De focus voor de training van JO12 ligt op het samenspel en de combinatie tussen spelers. Er wordt gebruik gemaakt van positiespellen en rondo’s om spelers te leren samenspelen.
voetbal-oefeningen-jo12
Klik op onderstaande categorieën om direct naar de oefeningen te gaan. Klik op onderstaande link om naar de downloadbare voetbaloefeningen te gaan.

Leeftijd

Doelstelling van training

Trainingsvormen
JO11 en JO12Samenspel uitbreiden tot positiespel
Lopen zonder bal, dieptepasses
Spelers dekken in verdediging
Combinaties zoals driehoeken en één-tweetjes
Warming up oefeningen

Spelletjes

Tic Tac Toe

Dit spelletje draagt bij aan het dribbelen en aan het nadenken tijdens het spel.

tic-tac-toe
  • Maak teams van 3-4 spelers.

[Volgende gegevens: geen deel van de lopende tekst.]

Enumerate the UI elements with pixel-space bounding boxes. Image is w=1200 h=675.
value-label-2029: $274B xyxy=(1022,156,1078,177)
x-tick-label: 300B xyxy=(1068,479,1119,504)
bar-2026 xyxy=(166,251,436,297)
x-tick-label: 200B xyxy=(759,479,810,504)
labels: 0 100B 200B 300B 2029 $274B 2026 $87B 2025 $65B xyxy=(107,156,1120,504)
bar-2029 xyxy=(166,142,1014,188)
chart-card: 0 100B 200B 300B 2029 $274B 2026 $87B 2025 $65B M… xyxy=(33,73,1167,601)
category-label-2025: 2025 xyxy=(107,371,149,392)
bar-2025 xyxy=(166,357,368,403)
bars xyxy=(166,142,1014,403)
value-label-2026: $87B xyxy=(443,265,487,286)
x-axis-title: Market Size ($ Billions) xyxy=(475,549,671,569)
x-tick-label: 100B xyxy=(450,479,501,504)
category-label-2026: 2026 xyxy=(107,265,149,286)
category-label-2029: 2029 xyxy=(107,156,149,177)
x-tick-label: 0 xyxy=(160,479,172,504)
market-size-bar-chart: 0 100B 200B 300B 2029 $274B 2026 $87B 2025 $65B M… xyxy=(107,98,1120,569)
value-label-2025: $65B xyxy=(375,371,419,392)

Beide teams krijgen een kleur toegewezen waarvan pionnetjes bij het vak liggen.
  • Er wordt een estafette gespeeld waar de voorste speler door de pionnen dribbelt en vervolgens zijn kleur pion in een van de vakken legt met als doel 3 op een rij te maken.
  • De speler dribbelt door het midden terug naar het begin en geeft de bal aan de volgende speler over.
  • Als alle vakken vol zijn en er geen 3 op een rij is gaat het spel door maar nu mogen de spelers de pionnen die er al liggen omruilen met pionnen van het andere team.

Dobbel/nummerspel

Dit spelletje zorgt ervoor dat spelers snel leren omschakelen nadat ze horen hoeveel spelers er het veld in moeten. Daarnaast leren ze alles wat ze in een echte voetbalwedstrijd gebruiken.

dobbel-nummer-spel
  • Gebruik een grote dobbelsteen of de trainer bepaalt welk getal tussen 1 en 6 wordt gekozen.
  • De spelers van beide teams staan in een rij naast het doel.
  • Het aantal van de dobbelsteen of dat de trainer roept rent het veld in en het partijspel start.
  • Als een van de teams scoort is het partijtje af, komt de bal weer in het midden te liggen en sluiten de spelers achteraan aan.
  • Iedere ronde is het partijtje anders, variërend van 1 tot 6 spelers per team.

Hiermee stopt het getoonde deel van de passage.